Anyway, I ended up turning in my Senior Report three days late, written in pencil. I can’t tell you how shocked I was when I got the Report back with a grade of B minus. My teacher said she was impressed enough with the thoroughness of my research on the subject of musical instruments of the Renaissance Period to overlook the tardiness and the pencil.

So not only did I get to graduate, I got to be in show business for one night, even though I later found out that Maynard Ferguson always had some random student running the spotlight whenever they played at a high school. Oh, well.

Grocery Report

I SWEAR I’ll do a really good grocery report next week. I’ll just pull an all-nighter! Put on a pot of coffee, lock myself in my room. It’ll be fun!


Oh you big suck-up! You will not! You’ll be over at the Lake House talking to your brother on the phone or something! Look at this! An entire case of Gerolsteiner Sparkling Wasser still not priced and on the shelf! Get to work you Rob, you! No Whipples for you! (or wait—this is better–) I’m gonna Whipple you if you don’t buckle down and get to work!
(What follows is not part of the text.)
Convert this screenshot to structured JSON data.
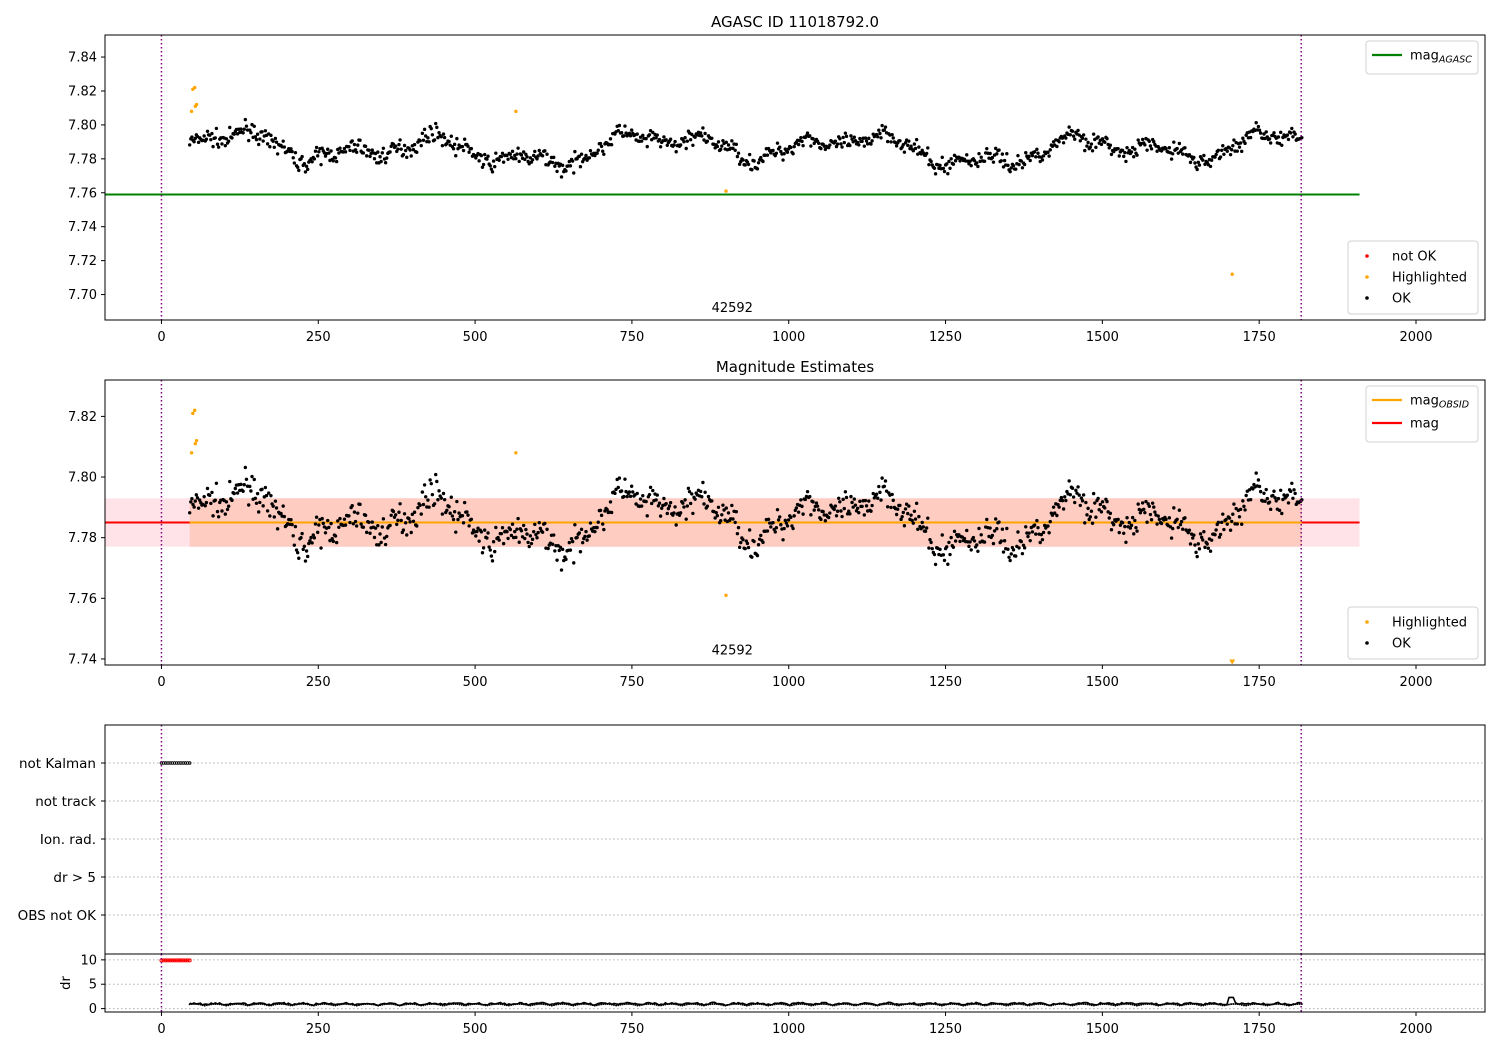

Little Donna Elwell is the only one of us who ever gets her report in on time.

The Farm Report
Great Local Produce at Elmer’s!

The local farms are really producing now and Elmer’s Store shelves
are overflowing with the bounty! Be sure to check the red coolers for
veggies. The bunches are so big that everything won’t fit in the
standing cooler.


SUNDAY, 6/30/08
From Alex and Joe Osterman in Ashfield

FRIDAY, 6/27/08
From Sangha Farm in Ashfield

FRIDAY, 6/27/08
From Paddy Flat Farm in Ashfield

THURSDAY, 6/26/08
From Spring Water Garden in Ashfield

OrganiC (CA) Carrots
Organic (CA) Cucumbers
Organic (CA) Eggplant
Organic (CA) Fennel
Organic (Argentina) Garlic
Organic (HI) Ginger Root
Organic (CA) Herbs: Cilantro
Organic (CA) Leeks
Organic (Mexico) Lemons
Organic (FL) Nectarines
Organic (CA) Onions
Organic (CA) Oranges
Organic (CA) Parsnips
Organic (CA) Potatoes
Organic (CA) Spinach
Organic (FL) Summer Squash
Organic (FL) Zucchini

To make specific produce requests, email me at


Remember in elementary school how, no matter what you said, your teacher turned it into a verb?
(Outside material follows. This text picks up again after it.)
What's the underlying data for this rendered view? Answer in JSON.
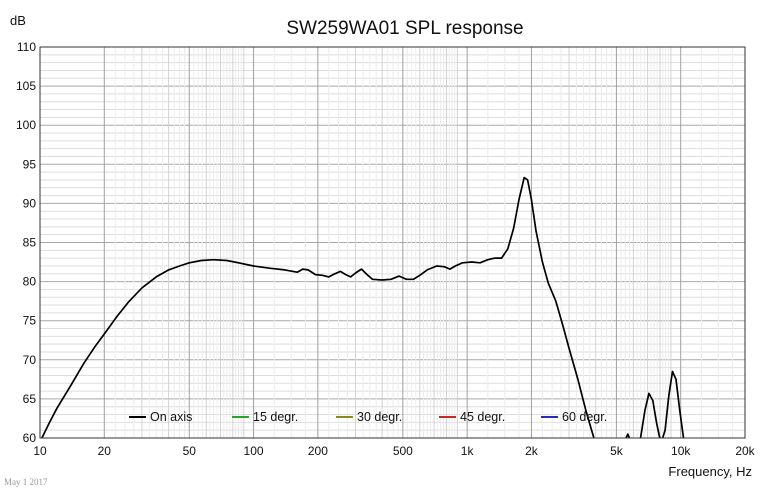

“I have to get some water.”

“I’m gonna water you if you don’t sit down!”

“I have to go to the bathroom.”

“I’m gonna bathroom you if you don’t sit down!”
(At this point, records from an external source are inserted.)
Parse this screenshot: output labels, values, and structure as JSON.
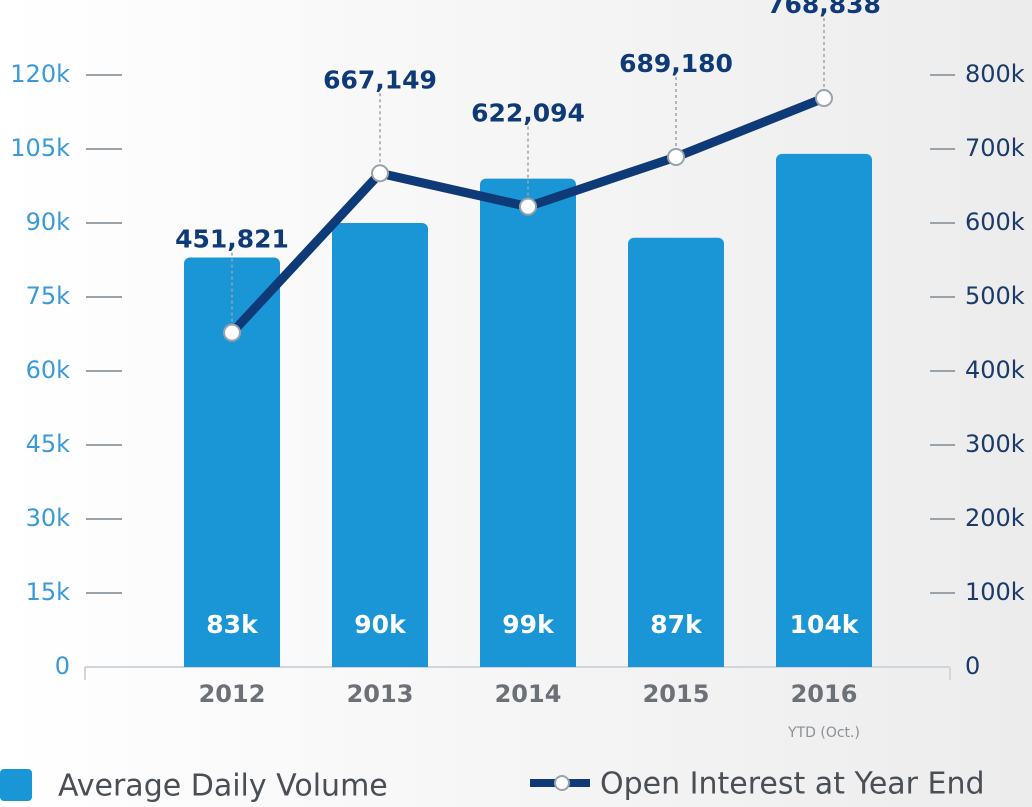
{
  "chart_data": {
    "type": "bar-line",
    "categories": [
      "2012",
      "2013",
      "2014",
      "2015",
      "2016"
    ],
    "x_note": "YTD (Oct.)",
    "series": [
      {
        "name": "Average Daily Volume",
        "type": "bar",
        "color": "#1a96d6",
        "values": [
          83000,
          90000,
          99000,
          87000,
          104000
        ],
        "value_labels": [
          "83k",
          "90k",
          "99k",
          "87k",
          "104k"
        ]
      },
      {
        "name": "Open Interest at Year End",
        "type": "line",
        "axis": "y2",
        "color": "#0e3a78",
        "values": [
          451821,
          667149,
          622094,
          689180,
          768838
        ],
        "value_labels": [
          "451,821",
          "667,149",
          "622,094",
          "689,180",
          "768,838"
        ]
      }
    ],
    "ylim": [
      0,
      120000
    ],
    "yticks": [
      0,
      {
        "value": 15000,
        "label": "15k"
      },
      {
        "value": 30000,
        "label": "30k"
      },
      {
        "value": 45000,
        "label": "45k"
      },
      {
        "value": 60000,
        "label": "60k"
      },
      {
        "value": 75000,
        "label": "75k"
      },
      {
        "value": 90000,
        "label": "90k"
      },
      {
        "value": 105000,
        "label": "105k"
      },
      {
        "value": 120000,
        "label": "120k"
      }
    ],
    "y2lim": [
      0,
      800000
    ],
    "y2ticks": [
      0,
      {
        "value": 100000,
        "label": "100k"
      },
      {
        "value": 200000,
        "label": "200k"
      },
      {
        "value": 300000,
        "label": "300k"
      },
      {
        "value": 400000,
        "label": "400k"
      },
      {
        "value": 500000,
        "label": "500k"
      },
      {
        "value": 600000,
        "label": "600k"
      },
      {
        "value": 700000,
        "label": "700k"
      },
      {
        "value": 800000,
        "label": "800k"
      }
    ],
    "ytick_color": "#3a9ad9",
    "y2tick_color": "#1a3a6b"
  }
}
Did they do that up north or was that only in the south? I remember being in the first grade and thinking that was weird language construction, even then.

See, we are on summer vacation here in the newsroom at Elmer’s Store, so we’ll just write about anything.

HEY! Does anybody out there in reader land know anything about starting a radio station? Just a little one. Surely someone does. If you do, would you write me back and just say, “Well, what do you want to know?” and I’ll tell you.


Art Opening Sunday, July 6th from 3 – 5 pm with works by Kate Bakey and Bob Parati

Lord, look—we got us a five pager this time! You can take this to the beach and lay around reading it! Don’t forget your sunscreen and watch out for those sharks!